1. Renunciation of all hopes in the League of Nations and other pacifist illusions.

2. Denunciation of the capitalist "disarmament" programs, which serve to dupe the people.

3. Refusal of all votes to the capitalist governments for military budgets and conscription — not a man, not a cent.

4. Exposure of the fraud of "national defense," because the capitalist nation defends itself by oppressing and dividing the weaker nations.

5. A campaign for economic collaboration with the USSR on the basis of a broadly formulated program, with the mass organizations of the working class drawn into its elaboration and execution.

6. Continual and systematic exposure of the imperialist intrigues against the first and only workers' state.

7. Agitation against war in the war factories, among the soldiers and sailors. Preparation of revolutionary points of support in the war industries, in the army and navy.

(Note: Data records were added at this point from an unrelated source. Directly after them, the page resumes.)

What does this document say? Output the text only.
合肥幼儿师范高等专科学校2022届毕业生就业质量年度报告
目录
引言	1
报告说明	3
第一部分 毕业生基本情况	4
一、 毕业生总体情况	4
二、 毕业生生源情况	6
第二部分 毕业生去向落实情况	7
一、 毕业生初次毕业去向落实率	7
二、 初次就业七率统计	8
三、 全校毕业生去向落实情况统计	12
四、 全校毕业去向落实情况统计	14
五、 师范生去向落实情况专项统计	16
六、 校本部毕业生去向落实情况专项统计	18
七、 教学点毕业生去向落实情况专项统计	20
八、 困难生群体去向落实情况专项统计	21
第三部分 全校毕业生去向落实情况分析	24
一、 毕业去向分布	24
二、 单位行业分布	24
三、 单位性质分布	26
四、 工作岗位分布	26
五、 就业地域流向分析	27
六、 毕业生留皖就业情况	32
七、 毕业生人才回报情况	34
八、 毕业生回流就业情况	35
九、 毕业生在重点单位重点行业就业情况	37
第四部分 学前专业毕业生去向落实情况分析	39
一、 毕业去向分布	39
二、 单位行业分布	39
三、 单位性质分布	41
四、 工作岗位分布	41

8. The training of the Red Army not only in the spirit of a courageous defense of the socialist fatherland but also in the spirit of constant readiness to come to the aid of the proletarian revolution and of the uprisings of the oppressed people in other countries.

9. Systematic education of the laboring masses of the entire world in the spirit of the greatest devotion to the first proletarian state. Despite the unquestionable mistakes in the policy of the present ruling faction, the USSR remains the genuine fatherland of the international proletariat Its defense is the unflinching duty of every honest worker.

10. Indefatigable explanation to the workers of the whole world that a socialist society can be established only on an international scale, and that the real support of the USSR lies in the extension of the proletarian world revolution.